Febrile neutrophilic dermatosis can have several underlying causes, and it is often categorized into three main types:

• Classic (idiopathic) Sweet’s syndrome: Occurs without any identifiable cause; may follow an upper respiratory or gastrointestinal infection.

• Malignancy-associated Sweet’s syndrome: Most commonly linked to hematologic cancers, particularly acute myeloid leukemia (AML), but also seen with solid tumors.

• Drug-induced Sweet’s syndrome: Associated with medications such as granulocyte-colony stimulating factor (G-CSF), all-trans retinoic acid (ATRA), and certain antibiotics or NSAIDs.

Symptoms

Sweet’s syndrome typically presents with a combination of cutaneous and systemic symptoms. Common features include:

• Fever: High-grade fever, often preceding or accompanying skin lesions.

• Painful skin lesions: Tender, red or purple papules, nodules, or plaques that may appear on the face, neck, upper limbs, and trunk.

• Lesions with pseudovesicular appearance: Although solid, lesions may appear blister-like due to intense swelling.

• Malaise and fatigue: General feeling of illness.

• Arthralgia or myalgia: Joint or muscle pain in some cases.

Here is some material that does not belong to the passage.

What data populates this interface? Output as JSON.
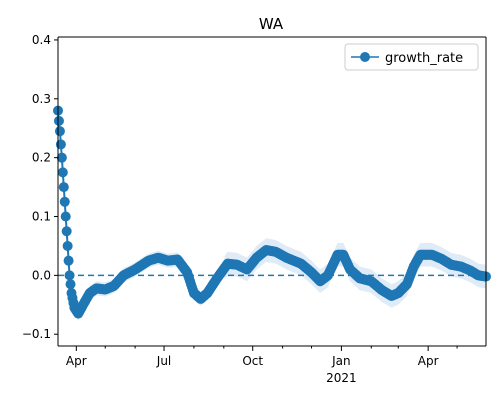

• Ocular involvement: Conjunctivitis or episcleritis may occur in a minority of patients.

Diagnosis

Diagnosis of febrile neutrophilic dermatosis is primarily clinical and histological. Key diagnostic steps include:

• Clinical evaluation: Based on the presence of fever, painful skin lesions, and systemic symptoms.

• Skin biopsy: Confirms the diagnosis by showing a dense neutrophilic infiltrate in the dermis without vasculitis.

• Blood tests: Elevated white blood cell count (neutrophilia), elevated erythrocyte sedimentation rate (ESR), and C-reactive protein (CRP).

• Investigations for underlying causes: Includes complete blood count, bone marrow biopsy if leukemia is suspected, cancer screening, and a review of medication history.

Treatment

Treatment of Sweet’s syndrome typically leads to rapid improvement. Common therapies include:

• Systemic corticosteroids: Prednisone is the most effective and commonly used treatment; symptoms often resolve within days.

• Alternative medications: For patients who cannot tolerate corticosteroids, options include colchicine, dapsone, potassium iodide, or NSAIDs.

• Treatment of underlying condition: If associated with malignancy or medication, addressing the underlying cause is essential.

• Topical corticosteroids: May be useful in localized or mild cases.

Prognosis

The prognosis of febrile neutrophilic dermatosis is generally favorable, especially in idiopathic cases with prompt treatment. Most patients respond well to corticosteroids, and skin lesions resolve without scarring. However, recurrence is common, especially in cases associated with malignancy or autoimmune diseases. Long-term follow-up is important to monitor for underlying conditions and manage potential relapses.